〝変転・反〟の概念体【Stanford】
『ほら、お前は誰だ?弱きを助ける善人か?』
『違うだろ?お前は正義の執行者だ。お前の目の前にいるのは罰すべき罪人だ』
『ほら、拳を振れ!囚人を痛めつけろ!お前にはその権利がある!』
『ほら、ほら!!お前が正しい!お前が全てだ!お前がやれ!!』
黒い帽子、黒いスーツ。黒い警棒を手に持ついかつい看守のような姿をした概念体。常に威圧的に言葉を掛け、対象の行動を肯定し続ける。
【prison experiment】
Stanford出現時に発生する、一定領域を支配する場。とある実験の監獄にて行われた心理学の概念体。
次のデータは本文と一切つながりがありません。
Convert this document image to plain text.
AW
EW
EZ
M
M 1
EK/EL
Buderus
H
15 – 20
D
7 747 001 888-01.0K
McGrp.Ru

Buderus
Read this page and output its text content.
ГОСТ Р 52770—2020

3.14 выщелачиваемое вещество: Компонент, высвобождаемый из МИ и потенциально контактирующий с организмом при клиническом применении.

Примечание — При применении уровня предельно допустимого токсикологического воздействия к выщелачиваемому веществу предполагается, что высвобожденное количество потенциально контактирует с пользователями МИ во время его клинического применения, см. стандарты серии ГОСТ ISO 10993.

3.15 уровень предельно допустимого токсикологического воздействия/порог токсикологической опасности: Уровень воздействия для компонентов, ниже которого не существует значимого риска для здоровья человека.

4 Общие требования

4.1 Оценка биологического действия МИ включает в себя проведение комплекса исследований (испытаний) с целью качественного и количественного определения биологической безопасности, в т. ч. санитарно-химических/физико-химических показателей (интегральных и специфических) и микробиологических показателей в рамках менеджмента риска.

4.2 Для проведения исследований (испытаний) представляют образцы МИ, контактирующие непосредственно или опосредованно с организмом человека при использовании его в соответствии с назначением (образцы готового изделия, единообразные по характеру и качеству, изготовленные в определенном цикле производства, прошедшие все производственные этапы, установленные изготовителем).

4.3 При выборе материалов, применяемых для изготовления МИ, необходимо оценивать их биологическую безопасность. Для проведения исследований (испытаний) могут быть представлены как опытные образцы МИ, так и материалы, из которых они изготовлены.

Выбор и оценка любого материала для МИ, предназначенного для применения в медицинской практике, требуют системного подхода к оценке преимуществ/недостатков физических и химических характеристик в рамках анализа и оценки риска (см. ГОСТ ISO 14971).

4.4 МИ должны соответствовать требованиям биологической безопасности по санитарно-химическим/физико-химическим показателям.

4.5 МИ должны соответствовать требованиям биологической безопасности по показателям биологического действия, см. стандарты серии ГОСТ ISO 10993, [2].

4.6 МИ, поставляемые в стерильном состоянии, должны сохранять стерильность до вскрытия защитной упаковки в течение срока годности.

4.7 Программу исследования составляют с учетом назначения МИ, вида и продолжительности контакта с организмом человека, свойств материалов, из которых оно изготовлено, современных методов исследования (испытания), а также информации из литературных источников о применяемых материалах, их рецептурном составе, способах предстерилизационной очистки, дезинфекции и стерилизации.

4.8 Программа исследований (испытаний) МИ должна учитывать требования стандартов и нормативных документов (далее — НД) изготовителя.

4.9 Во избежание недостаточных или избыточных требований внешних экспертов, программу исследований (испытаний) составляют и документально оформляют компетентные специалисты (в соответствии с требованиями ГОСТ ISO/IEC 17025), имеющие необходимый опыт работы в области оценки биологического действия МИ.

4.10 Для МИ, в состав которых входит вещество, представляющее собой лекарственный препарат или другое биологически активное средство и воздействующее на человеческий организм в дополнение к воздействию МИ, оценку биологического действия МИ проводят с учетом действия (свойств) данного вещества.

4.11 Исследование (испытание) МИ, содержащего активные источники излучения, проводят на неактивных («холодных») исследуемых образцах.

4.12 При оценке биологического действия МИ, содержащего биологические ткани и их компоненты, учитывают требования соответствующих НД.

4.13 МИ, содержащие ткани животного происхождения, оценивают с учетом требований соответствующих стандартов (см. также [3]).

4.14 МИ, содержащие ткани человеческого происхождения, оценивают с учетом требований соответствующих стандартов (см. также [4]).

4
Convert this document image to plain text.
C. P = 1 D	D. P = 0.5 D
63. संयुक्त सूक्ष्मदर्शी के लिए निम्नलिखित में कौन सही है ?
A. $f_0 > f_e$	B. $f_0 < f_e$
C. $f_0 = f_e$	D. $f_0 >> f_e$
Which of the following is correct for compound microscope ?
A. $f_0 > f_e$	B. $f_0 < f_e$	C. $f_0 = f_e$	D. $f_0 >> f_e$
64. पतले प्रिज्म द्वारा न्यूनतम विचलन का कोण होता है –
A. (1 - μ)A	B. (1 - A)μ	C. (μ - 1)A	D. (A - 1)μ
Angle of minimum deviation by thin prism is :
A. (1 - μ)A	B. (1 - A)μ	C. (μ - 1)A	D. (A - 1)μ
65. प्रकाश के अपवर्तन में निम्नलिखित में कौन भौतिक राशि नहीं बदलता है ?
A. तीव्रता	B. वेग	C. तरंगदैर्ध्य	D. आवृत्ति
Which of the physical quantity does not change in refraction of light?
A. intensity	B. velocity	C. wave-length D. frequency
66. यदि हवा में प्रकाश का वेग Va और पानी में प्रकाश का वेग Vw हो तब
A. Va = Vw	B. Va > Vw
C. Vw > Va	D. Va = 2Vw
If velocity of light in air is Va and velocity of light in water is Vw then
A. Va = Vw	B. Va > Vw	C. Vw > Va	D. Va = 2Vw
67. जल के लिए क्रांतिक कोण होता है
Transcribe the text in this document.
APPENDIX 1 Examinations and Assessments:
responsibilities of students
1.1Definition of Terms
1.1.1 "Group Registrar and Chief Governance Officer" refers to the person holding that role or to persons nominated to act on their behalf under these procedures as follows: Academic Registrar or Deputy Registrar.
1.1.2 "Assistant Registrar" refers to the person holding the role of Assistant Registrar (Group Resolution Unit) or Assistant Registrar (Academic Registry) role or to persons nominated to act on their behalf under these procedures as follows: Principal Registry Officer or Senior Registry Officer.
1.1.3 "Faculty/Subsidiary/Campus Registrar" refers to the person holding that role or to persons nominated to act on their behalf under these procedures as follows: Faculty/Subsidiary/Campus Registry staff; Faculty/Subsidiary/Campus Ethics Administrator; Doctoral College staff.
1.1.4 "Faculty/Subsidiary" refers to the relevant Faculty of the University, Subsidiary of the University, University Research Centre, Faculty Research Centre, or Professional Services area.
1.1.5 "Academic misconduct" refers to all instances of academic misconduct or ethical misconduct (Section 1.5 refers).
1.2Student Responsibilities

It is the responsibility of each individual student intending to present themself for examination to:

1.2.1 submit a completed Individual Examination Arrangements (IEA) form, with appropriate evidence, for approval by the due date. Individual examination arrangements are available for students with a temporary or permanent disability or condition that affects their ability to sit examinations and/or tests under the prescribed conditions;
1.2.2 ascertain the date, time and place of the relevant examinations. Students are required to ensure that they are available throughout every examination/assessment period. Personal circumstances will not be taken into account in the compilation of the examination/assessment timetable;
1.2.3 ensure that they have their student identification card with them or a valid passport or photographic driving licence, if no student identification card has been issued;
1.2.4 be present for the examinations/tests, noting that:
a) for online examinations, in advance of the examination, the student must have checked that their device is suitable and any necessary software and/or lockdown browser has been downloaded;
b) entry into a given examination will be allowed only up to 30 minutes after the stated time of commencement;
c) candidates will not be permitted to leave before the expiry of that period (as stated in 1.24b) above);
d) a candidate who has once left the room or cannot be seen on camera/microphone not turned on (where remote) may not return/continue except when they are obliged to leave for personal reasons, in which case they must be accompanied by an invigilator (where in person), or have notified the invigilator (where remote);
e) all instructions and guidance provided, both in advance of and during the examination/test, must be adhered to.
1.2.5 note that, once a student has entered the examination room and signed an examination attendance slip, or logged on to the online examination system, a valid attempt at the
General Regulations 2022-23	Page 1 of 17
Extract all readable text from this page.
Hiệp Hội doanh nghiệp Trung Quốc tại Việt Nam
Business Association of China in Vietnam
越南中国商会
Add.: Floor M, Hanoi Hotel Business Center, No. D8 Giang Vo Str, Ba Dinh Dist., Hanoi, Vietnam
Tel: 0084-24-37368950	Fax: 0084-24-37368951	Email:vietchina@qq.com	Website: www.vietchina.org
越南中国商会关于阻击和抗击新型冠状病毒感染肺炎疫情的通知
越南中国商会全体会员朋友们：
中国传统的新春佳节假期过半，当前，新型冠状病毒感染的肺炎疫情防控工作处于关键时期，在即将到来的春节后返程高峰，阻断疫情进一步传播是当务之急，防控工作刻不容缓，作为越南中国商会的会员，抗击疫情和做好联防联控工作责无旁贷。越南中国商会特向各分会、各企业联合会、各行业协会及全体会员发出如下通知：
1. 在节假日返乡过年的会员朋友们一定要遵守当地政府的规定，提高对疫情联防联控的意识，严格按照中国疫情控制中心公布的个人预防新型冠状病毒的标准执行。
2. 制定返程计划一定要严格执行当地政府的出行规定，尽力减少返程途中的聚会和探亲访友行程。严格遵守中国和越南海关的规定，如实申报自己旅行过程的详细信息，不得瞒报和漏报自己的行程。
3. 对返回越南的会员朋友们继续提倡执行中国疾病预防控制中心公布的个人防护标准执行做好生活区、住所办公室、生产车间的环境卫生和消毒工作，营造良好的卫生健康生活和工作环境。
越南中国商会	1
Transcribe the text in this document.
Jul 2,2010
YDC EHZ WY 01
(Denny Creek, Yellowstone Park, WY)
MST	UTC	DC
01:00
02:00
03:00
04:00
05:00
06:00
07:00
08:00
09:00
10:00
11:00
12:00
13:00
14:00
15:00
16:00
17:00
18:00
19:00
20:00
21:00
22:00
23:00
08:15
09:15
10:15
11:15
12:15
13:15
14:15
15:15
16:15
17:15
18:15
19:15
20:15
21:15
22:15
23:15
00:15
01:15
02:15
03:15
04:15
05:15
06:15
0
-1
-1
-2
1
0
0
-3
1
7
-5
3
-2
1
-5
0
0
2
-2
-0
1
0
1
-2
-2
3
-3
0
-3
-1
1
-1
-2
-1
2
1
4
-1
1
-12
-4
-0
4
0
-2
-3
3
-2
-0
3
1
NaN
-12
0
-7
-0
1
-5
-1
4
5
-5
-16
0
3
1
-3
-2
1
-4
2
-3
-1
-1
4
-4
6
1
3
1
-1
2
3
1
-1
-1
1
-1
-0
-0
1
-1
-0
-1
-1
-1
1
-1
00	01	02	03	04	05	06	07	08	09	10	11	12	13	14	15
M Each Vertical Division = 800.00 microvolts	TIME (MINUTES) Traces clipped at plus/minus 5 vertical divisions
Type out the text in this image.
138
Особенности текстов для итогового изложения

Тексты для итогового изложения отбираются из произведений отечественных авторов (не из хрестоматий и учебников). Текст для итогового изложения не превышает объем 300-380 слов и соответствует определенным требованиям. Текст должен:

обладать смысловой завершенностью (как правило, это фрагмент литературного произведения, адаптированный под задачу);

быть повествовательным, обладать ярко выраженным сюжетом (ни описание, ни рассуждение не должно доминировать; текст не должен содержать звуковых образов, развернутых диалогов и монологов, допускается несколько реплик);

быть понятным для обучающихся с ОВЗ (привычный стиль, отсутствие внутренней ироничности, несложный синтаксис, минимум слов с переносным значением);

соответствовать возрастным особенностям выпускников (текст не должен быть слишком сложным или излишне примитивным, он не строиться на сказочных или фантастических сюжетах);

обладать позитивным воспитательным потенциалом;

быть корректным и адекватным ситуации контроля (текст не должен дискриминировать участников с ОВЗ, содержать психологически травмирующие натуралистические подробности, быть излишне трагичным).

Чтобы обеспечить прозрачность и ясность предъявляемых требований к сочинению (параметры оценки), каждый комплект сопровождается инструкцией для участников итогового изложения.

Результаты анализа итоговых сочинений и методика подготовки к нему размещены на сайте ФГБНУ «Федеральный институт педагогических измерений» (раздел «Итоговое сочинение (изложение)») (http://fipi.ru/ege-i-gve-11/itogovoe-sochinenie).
最大領域範囲は半径五十キロメートル。一度領域が展開されると脱出は不可能。概念体を倒すしかなくなる。
Stanfordの支配する理は単純明快であり、領域内では生物の思想が反転する。ただそれだけの法則。
すなわち善性の者は悪性に、時間にルーズな者は時間に厳格になる。
敬虔な教徒は無神論者になるし、暴力を嫌う者は逆に力を正義にする。本来の性質・属性を真逆に返してしまう故、世界の為に闘う者は世界に反する行いをしてしまうだろう。
この概念体もまた精神的な防護を貫通し、種族による優位性を無効化する特性を有する。変転領域内部は神でも人でも等しくその概念に従わざるを得なくなる。
またこの能力は思想だけではなく、時間経過でやがて身体特徴すらも変転させる。
神は人に、人は神に。男は女に、女は男に。囚人は看守に、看守は囚人に。
『攻略メモ』
インチキ三体衆の一体。破格の〝絶望〟に呼び出された上に性質を歪曲強化されたもんだから尚更意味不明の性能になってしまった。
この三体はメンタルに強く作用してくるチートを持つ。普通に因果律弄ってもほとんど意味を成さない。
とびっきりの悪党は領域内では張り切って概念体を倒しに行くだろうし、主人公勢のようなこれでもかな正義の味方はどこまでも悪逆に染まる。ぶっちゃけ領域に入った時点で立場ががっつり逆転するので攻略するなら事前に反吐が出るほどの大悪党を潜ませておくのが一番手っ取り早いのかもしれない。